Mr Blair had previously insisted that Mr Clarke was the right man to stay on and sort out the foreign prisoners fiasco. Mr Clarke said he did not agree with the decision to remove him from the post but "entirely accepted his right to make it".

A statement from the Prime Minister said: "I felt it was very difficult, given the level of genuine public concern, for Charles to continue in this post. I was keen not to lose Charles' talents from Government and offered him a number of other Cabinet posts. I understand his decision to leave the Government and he will continue to be a major figure in our party."

John Prescott was stripped of control of his sprawling department after his affair with secretary Tracey Temple was exposed. Mr Prescott will chair a "series of major Cabinet committees to deliver the efficient development of Government policy". Ruth Kelly is reportedly moving from her role as Education Secretary to take on Mr Prescott's departmental responsibilities for local government and communities.

Margaret Beckett, formerly Environment Secretary, becomes Foreign Secretary - replacing Jack Straw who becomes Leader of the Commons. Geoff Hoon is made Minister for Europe with a seat in the Cabinet and John Reid becomes Home Secretary.

Patricia Hewitt remains as Health Secretary. Home Office minister Hazel Blears becomes minister without portfolio and Labour Party chair. Alistair Darling becomes Trade and Industry Secretary and Alan Johnson is to be Education Secretary. Hilary Armstrong becomes Chancellor of the Duchy of Lancaster in a new role as Social Exclusion Minister with full cabinet status

With 171 local election results declared, the Conservatives had gained 286 seats, while Labour lost 292 and the Liberal Democrats gained 13. The biggest successes among other parties were for the Green party, which gained 20 seats, and the BNP, which picked up 26 seats. Conservatives gained control of 10 councils, while Labour lost control of 17.

David Cameron said the local election results had produced "very strong results" for the Tories in their first big test since he became leader.

"We hit that all-important 40-per-cent share of the vote," said the Conservative leader. But the Tories fared much better in London and the South than further north, and Mr Cameron said still they had a lot of work to do.

"I'm not claiming that this means it's going to be easy from here on. Of course it isn't. We've got a lot of hard work to do, not least in places like Manchester and Newcastle," he said in a GMTV interview.

Sir Menzies Campbell said it had been an "election of consolidation" for the Liberal Democrats and denied it was a test of his leadership.

"There is no doubt that our results have been mixed but I am not in any way down-hearted by these results," he said on the BBC Radio 4 Today programme

The disastrous results for Labour led to calls from backbenchers for Mr Blair to set out a timetable to hand over the premiership to his presumed successor, Chancellor Gordon Brown.

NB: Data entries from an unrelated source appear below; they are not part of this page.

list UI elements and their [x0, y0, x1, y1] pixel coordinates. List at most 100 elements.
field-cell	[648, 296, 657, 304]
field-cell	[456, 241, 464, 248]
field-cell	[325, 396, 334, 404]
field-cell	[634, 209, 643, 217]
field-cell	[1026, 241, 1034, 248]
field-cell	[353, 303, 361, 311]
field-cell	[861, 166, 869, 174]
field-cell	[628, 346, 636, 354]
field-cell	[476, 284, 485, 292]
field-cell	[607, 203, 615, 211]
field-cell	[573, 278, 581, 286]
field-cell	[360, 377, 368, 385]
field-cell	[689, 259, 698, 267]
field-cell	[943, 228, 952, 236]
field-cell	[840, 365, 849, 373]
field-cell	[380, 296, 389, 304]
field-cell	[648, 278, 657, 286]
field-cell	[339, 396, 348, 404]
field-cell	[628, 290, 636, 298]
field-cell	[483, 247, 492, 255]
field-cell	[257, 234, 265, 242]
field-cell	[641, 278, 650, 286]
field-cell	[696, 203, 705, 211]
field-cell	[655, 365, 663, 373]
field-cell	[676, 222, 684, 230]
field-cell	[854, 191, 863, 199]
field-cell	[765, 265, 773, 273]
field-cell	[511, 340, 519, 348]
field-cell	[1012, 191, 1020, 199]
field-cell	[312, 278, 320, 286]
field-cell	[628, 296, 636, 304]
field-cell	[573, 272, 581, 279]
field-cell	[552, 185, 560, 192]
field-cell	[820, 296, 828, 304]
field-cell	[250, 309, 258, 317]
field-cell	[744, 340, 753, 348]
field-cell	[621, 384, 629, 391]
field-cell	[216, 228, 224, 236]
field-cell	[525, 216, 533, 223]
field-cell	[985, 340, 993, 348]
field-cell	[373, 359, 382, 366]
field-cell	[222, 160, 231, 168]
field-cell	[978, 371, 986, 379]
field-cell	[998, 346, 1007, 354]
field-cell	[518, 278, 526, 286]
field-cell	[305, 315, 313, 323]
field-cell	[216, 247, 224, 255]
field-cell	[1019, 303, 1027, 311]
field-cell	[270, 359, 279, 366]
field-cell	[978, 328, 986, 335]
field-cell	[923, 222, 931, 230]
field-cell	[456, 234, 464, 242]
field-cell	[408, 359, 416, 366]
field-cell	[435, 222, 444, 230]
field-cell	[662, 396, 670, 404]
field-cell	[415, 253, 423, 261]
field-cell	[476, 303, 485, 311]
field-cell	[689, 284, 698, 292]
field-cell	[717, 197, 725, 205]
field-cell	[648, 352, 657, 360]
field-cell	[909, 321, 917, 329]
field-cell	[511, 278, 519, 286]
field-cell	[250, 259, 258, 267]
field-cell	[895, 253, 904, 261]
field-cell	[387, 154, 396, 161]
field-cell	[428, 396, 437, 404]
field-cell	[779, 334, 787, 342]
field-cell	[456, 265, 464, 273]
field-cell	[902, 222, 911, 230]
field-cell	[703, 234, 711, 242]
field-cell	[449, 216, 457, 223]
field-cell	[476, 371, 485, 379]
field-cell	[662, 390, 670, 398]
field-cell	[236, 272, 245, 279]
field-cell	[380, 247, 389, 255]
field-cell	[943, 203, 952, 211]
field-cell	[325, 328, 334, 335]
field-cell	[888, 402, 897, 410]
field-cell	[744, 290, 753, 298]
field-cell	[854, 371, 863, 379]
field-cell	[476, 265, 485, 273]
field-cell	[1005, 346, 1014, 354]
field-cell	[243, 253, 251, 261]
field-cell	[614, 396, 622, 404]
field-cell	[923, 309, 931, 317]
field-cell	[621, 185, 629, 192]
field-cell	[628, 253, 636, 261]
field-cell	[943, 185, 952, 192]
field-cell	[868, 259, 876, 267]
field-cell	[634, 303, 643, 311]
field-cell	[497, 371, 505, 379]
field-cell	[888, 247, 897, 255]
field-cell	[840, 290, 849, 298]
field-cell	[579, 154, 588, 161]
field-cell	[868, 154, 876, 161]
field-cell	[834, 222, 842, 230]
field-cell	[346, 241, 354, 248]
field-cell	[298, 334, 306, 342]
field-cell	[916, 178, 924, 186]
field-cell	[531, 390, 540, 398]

The former health secretary Frank Dobson said the reshuffle would amount to no more than "re-arranging the deckchairs on the Titanic" and insisted the party needed "new management".

Earlier, Chancellor Gordon Brown - one man safe in his job - warned that last night's results had been a "warning shot" from the voters to the party.

He highlighted the crisis over the Home Office's failure to consider hundreds of foreign prisoners for deportation, which he said had raised legitimate concerns about security among the public.

"We have got to show in the next few days - not just the next few weeks - that we have sorted these problems out," he said.